When the build finishes, we get two images. One is tagged and one is not. One is runtime and one is SDK. In this case, we are not interested in the SDK image, but you can clearly see the size difference.

So that’s it, now if you run docker run --rm -it -p 8080:80 codemazeblog/accountowner:runtime you’ll get the same result and you’ll be able to see your application at the http://localhost:8080/swagger.

Let’s wrap the article up with the commands you might find useful while following these steps.

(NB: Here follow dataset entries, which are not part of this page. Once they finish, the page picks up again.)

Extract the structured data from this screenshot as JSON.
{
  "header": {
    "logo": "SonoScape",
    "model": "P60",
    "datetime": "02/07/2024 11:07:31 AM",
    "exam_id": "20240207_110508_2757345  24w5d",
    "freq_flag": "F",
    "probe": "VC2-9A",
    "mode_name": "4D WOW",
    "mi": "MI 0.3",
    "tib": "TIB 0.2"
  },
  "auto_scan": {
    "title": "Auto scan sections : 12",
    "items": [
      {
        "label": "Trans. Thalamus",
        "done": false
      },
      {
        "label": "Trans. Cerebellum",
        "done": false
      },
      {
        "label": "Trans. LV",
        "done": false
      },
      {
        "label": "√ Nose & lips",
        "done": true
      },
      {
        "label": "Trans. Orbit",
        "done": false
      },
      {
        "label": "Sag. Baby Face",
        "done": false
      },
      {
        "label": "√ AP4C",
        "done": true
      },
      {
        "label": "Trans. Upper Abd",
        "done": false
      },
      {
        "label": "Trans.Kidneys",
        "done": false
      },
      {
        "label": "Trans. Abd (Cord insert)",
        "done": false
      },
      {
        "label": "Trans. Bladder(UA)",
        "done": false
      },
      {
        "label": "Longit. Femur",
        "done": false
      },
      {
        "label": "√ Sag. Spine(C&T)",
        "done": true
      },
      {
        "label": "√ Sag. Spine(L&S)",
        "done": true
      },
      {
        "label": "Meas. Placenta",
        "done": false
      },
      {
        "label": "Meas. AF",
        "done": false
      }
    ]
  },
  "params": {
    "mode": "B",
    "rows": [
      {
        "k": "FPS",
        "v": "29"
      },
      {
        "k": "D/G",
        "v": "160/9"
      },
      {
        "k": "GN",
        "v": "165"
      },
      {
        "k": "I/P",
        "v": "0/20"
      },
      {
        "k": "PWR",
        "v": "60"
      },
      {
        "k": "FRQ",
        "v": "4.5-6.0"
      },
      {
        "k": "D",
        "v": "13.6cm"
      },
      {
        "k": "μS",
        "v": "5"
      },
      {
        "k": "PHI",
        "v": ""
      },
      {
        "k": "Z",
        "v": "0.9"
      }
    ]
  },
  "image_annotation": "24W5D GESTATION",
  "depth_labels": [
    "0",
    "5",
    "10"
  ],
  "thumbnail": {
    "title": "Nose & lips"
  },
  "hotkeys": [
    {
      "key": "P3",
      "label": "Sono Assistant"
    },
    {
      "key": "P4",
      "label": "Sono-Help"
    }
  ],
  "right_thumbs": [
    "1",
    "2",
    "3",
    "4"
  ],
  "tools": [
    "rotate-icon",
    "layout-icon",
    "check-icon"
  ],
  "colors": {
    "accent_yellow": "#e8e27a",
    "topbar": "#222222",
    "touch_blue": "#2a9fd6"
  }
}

All the changes we made in this article can be found on the docker-series-dockerfiles-end branch of our docker-series repo.

Some Useful Commands

Here’s a bunch of Docker commands that might help you along the way:

  • docker images – lists all Docker images on your machine
  • docker ps – lists all running Docker containers on your machine
  • docker ps -a – lists all the attached but not running containers
  • docker --help – Docker help (no s..t Sherlock)
  • docker logs <container_name> – outputs the container logs (useful when running the container in a detached mode for example)
  • docker events – outputs the events that happen on the server, depending on the Docker object (attach, detach, copy, pull…)
  • docker stop <container_name> – stops the container by name
  • docker rm <container_name> – removes the container by name
  • docker rmi <image_id> – removes the image
  • docker rmi $(docker images -q -f dangling=true) -- force – this one is particularly interesting, removes all the images that are not tagged (<none>)
  • docker rm $(docker ps -a -q) – removes all containers
  • docker rmi -f $(docker images -a -q) – removes all images

Conclusion

That’s it for this part, we’ve learned how to build ASP.NET Core application with Dockerfiles, some useful commands and what each one does. We’ve also learned the difference between the SDK and runtime images, and that we can combine them to achieve the best results by using the multistage Docker builds.

Now that we know all this we can move on to the next part, in which we connect our application to MySQL. That will also be the perfect opportunity to introduce docker compose tool, which will make our lives much easier when working with multiple images.